I agree with the people who said you were being imperious when you wrote "the stories I have read so far are truly heartbreaking: people in love with their therapist, people panicking because their therapists are going on vacation, people unable to understand that their therapists are doing a job...". But, you sound overly logical and not yet able to understand people's feelings well, so I want to write something to try to be helpful to you in spite of what you wrote. I wrote the sentences above for the purpose of supporting anyone else who might be hurt by what you wrote, not to be rude to you.
As far as negative feelings about therapy, yes, I definitely had them and expect I might have them again. Although I wasn't attracted to my t, I was obsessively thinking about therapy all the time. It was transference. Sometimes I was angry at him for things he said. I was angry because I think he knew that I trusted him a lot and it would hurt a lot if he pushed me the way he did. I am still angry about that sometimes. This seems similar to your anger that your therapist allowed you to develop feelings of transference. (Although I don't think therapists really have a whole lot of control over whether transference happens, I think they have awareness of the possibility of it.)
I haven't gone back to that t because the extent of vulnerability and transference I felt with him seems like too much for me to deal with. I'm afraid I might be attracted to him. Unlike some people who post on this forum, I do not have a lot of confidence that most therapists could deal well with a confession that a client is in love with them. My guess would be that commonly they would refer the client to another therapist. However, that guess is not based on any experience, so maybe I'm wrong. Maybe I think that because I have a little bit of insecurity about intimacy myself. I hope if someone on here knows anything about how therapists are trained to deal with this you will explain it. That is, if there are any standards about this within any of the many programs where therapists are trained.
Nevertheless, I think the transference I experienced made a big, helpful difference for me. I think letting myself spend the time obsessing over therapy let me think through and understand some things about myself better, so that now I'm starting to be more self confident and I'm able to feel more progress from therapy with other therapists. All of this happened less than a year ago. It hasn't been enough time yet to report a final outcome.

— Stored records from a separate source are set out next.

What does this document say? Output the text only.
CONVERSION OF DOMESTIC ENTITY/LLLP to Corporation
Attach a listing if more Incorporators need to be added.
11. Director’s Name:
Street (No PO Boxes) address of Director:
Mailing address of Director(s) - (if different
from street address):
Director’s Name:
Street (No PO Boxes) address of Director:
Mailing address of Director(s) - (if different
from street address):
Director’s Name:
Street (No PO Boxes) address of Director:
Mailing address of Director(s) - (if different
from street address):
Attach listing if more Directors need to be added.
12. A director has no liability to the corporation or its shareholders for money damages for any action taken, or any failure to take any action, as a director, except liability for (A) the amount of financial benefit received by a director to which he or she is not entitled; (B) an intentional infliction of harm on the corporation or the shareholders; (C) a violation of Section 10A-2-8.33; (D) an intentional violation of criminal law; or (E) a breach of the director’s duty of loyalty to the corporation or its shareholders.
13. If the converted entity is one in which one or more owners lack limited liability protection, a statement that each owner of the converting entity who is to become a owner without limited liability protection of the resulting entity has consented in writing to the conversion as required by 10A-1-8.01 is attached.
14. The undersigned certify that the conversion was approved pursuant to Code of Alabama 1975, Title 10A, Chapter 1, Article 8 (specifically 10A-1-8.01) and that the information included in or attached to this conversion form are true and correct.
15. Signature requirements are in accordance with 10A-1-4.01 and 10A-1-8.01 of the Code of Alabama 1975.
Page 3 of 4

I don't know what I think the best thing for you to do would be. From your posts, it seems like learning to value the experience of letting yourself be intimate and vulnerable with someone could be really useful for you. But when you have really strong, overwhelming feelings, as it sounds like you do, you probably will feel strongly affected by whatever your t does. Therapists can't be perfect and she may not be able to guess or do exactly what you need.
I thought it was good that you reinterpreted your feelings for your therapists to understand that you have a need for intimacy in your life, like a boyfriend or girlfriend. But I thought there is probably more you would need to understand about intimacy than just that it can be a good thing, and that you could learn more about it from therapy if the therapy goes well.
I don't know you, so I am just guessing.